Software Value Resides In System Understanding And Decisions More Than Code Typing
- The author reports that, in their software work, the hardest parts have been understanding systems, debugging, architecture design, and high-impact decision-making rather than typing code.
- The author argues that the most valuable part of software development is knowing what should exist in the first place and why.
Accountability And Agency Remain With Humans In Ai-Assisted Engineering
- The author implies that people give up the craft when they stop owning the work that matters, rather than the machine taking the craft from them.
- The author states that LLMs do not choose, and that choosing remains the developer's responsibility.
Unknowns
- In comparable teams, does LLM usage measurably reduce cycle time or review burden when restricted to boilerplate/code-suggestion use cases?
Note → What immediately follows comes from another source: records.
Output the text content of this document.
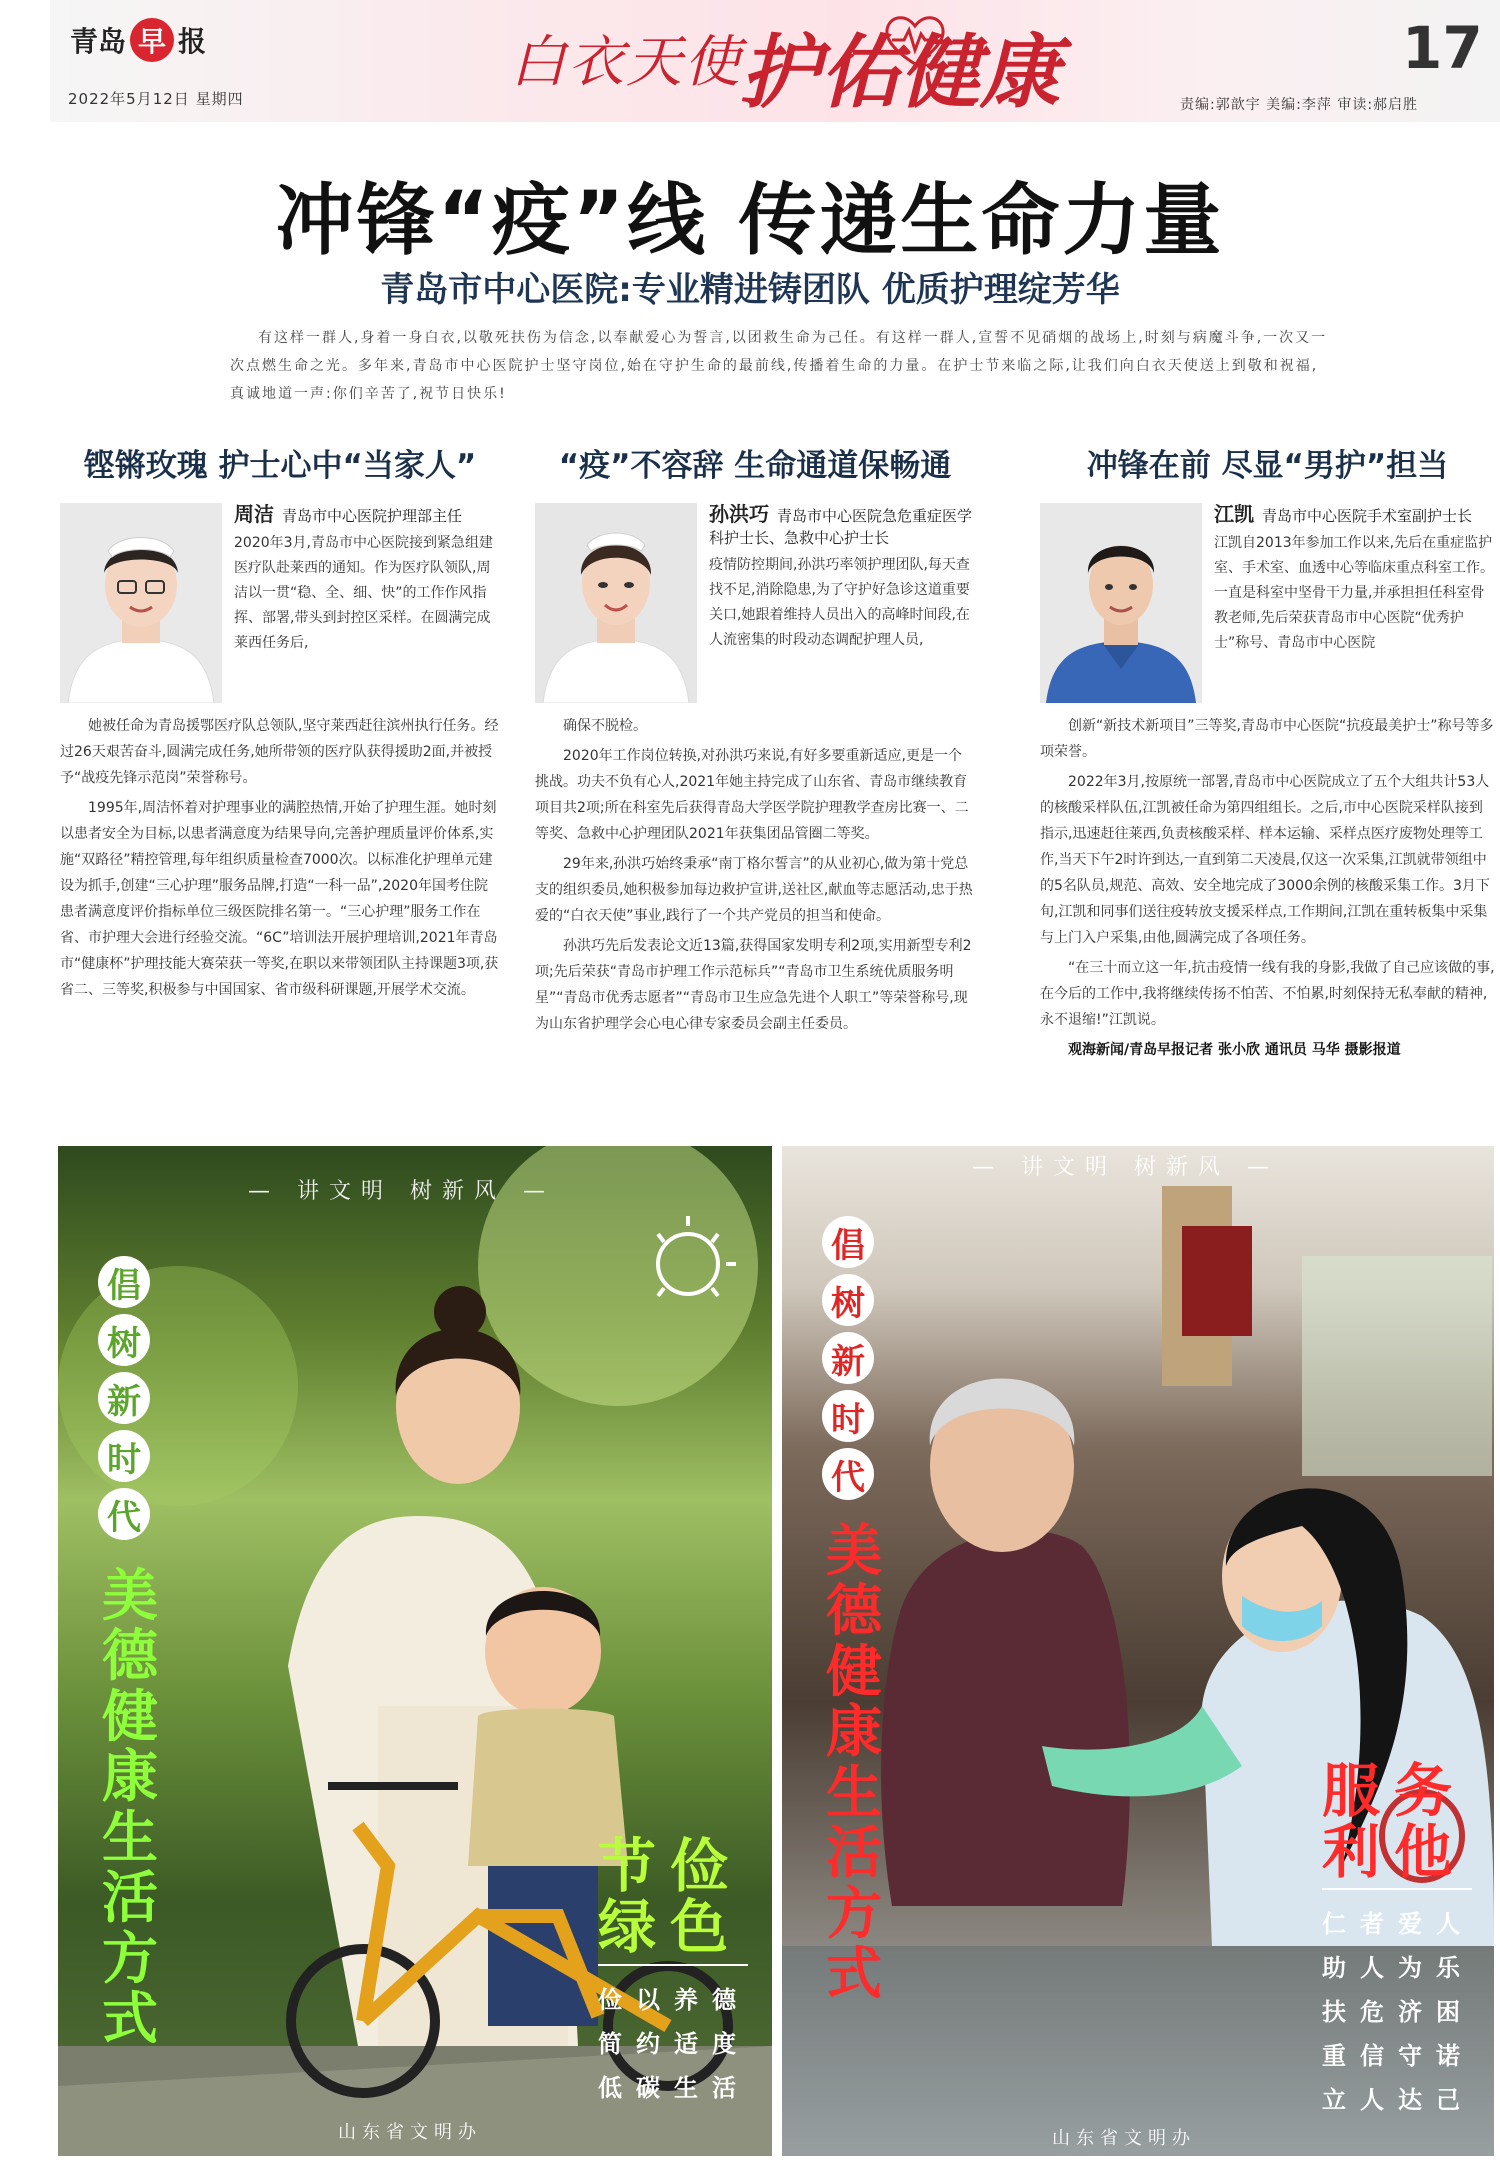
青岛 早 报
2022年5月12日 星期四
白衣天使
护佑健康	17
责编:郭歆宇 美编:李萍 审读:郝启胜
冲锋“疫”线 传递生命力量
青岛市中心医院:专业精进铸团队 优质护理绽芳华
有这样一群人,身着一身白衣,以敬死扶伤为信念,以奉献爱心为誓言,以团救生命为己任。有这样一群人,宣誓不见硝烟的战场上,时刻与病魔斗争,一次又一次点燃生命之光。多年来,青岛市中心医院护士坚守岗位,始在守护生命的最前线,传播着生命的力量。在护士节来临之际,让我们向白衣天使送上到敬和祝福,真诚地道一声:你们辛苦了,祝节日快乐!
铿锵玫瑰 护士心中“当家人”
周洁 青岛市中心医院护理部主任
2020年3月,青岛市中心医院接到紧急组建医疗队赴莱西的通知。作为医疗队领队,周洁以一贯“稳、全、细、快”的工作作风指挥、部署,带头到封控区采样。在圆满完成莱西任务后,

她被任命为青岛援鄂医疗队总领队,坚守莱西赶往滨州执行任务。经过26天艰苦奋斗,圆满完成任务,她所带领的医疗队获得援助2面,并被授予“战疫先锋示范岗”荣誉称号。

1995年,周洁怀着对护理事业的满腔热情,开始了护理生涯。她时刻以患者安全为目标,以患者满意度为结果导向,完善护理质量评价体系,实施“双路径”精控管理,每年组织质量检查7000次。以标准化护理单元建设为抓手,创建“三心护理”服务品牌,打造“一科一品”,2020年国考住院患者满意度评价指标单位三级医院排名第一。“三心护理”服务工作在省、市护理大会进行经验交流。“6C”培训法开展护理培训,2021年青岛市“健康杯”护理技能大赛荣获一等奖,在职以来带领团队主持课题3项,获省二、三等奖,积极参与中国国家、省市级科研课题,开展学术交流。

“疫”不容辞 生命通道保畅通
孙洪巧 青岛市中心医院急危重症医学科护士长、急救中心护士长
疫情防控期间,孙洪巧率领护理团队,每天查找不足,消除隐患,为了守护好急诊这道重要关口,她跟着维持人员出入的高峰时间段,在人流密集的时段动态调配护理人员,

确保不脱检。

2020年工作岗位转换,对孙洪巧来说,有好多要重新适应,更是一个挑战。功夫不负有心人,2021年她主持完成了山东省、青岛市继续教育项目共2项;所在科室先后获得青岛大学医学院护理教学查房比赛一、二等奖、急救中心护理团队2021年获集团品管圈二等奖。

29年来,孙洪巧始终秉承“南丁格尔誓言”的从业初心,做为第十党总支的组织委员,她积极参加每边救护宣讲,送社区,献血等志愿活动,忠于热爱的“白衣天使”事业,践行了一个共产党员的担当和使命。

孙洪巧先后发表论文近13篇,获得国家发明专利2项,实用新型专利2项;先后荣获“青岛市护理工作示范标兵”“青岛市卫生系统优质服务明星”“青岛市优秀志愿者”“青岛市卫生应急先进个人职工”等荣誉称号,现为山东省护理学会心电心律专家委员会副主任委员。

冲锋在前 尽显“男护”担当
江凯 青岛市中心医院手术室副护士长
江凯自2013年参加工作以来,先后在重症监护室、手术室、血透中心等临床重点科室工作。一直是科室中坚骨干力量,并承担担任科室骨教老师,先后荣获青岛市中心医院“优秀护士”称号、青岛市中心医院

创新“新技术新项目”三等奖,青岛市中心医院“抗疫最美护士”称号等多项荣誉。

2022年3月,按原统一部署,青岛市中心医院成立了五个大组共计53人的核酸采样队伍,江凯被任命为第四组组长。之后,市中心医院采样队接到指示,迅速赶往莱西,负责核酸采样、样本运输、采样点医疗废物处理等工作,当天下午2时许到达,一直到第二天凌晨,仅这一次采集,江凯就带领组中的5名队员,规范、高效、安全地完成了3000余例的核酸采集工作。3月下旬,江凯和同事们送往疫转放支援采样点,工作期间,江凯在重转板集中采集与上门入户采集,由他,圆满完成了各项任务。

“在三十而立这一年,抗击疫情一线有我的身影,我做了自己应该做的事,在今后的工作中,我将继续传扬不怕苦、不怕累,时刻保持无私奉献的精神,永不退缩!”江凯说。

观海新闻/青岛早报记者 张小欣 通讯员 马华 摄影报道

— 讲文明 树新风 —
倡
树
新
时
代
美德健康生活方式
节俭
绿色
俭以养德
简约适度
低碳生活
山东省文明办
— 讲文明 树新风 —
倡
树
新
时
代
美德健康生活方式
服务
利他
仁者爱人
助人为乐
扶危济困
重信守诺
立人达己
山东省文明办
- Do LLM-assisted teams experience fewer (or more) architecture-related incidents and decision-related rework over time, compared with non-LLM baselines?
- Under what conditions (repo size, session length, number of services/modules) do LLMs fail due to missing/persistent context, and can those failures be mitigated by better context management?
- When LLMs influence key changes, do teams consistently record human decision ownership and explicit rationale (tradeoffs, success criteria, rollback plans)?
- Is the claim that “the most valuable work is knowing what should exist and why” predictive of project success in environments using LLMs heavily for implementation?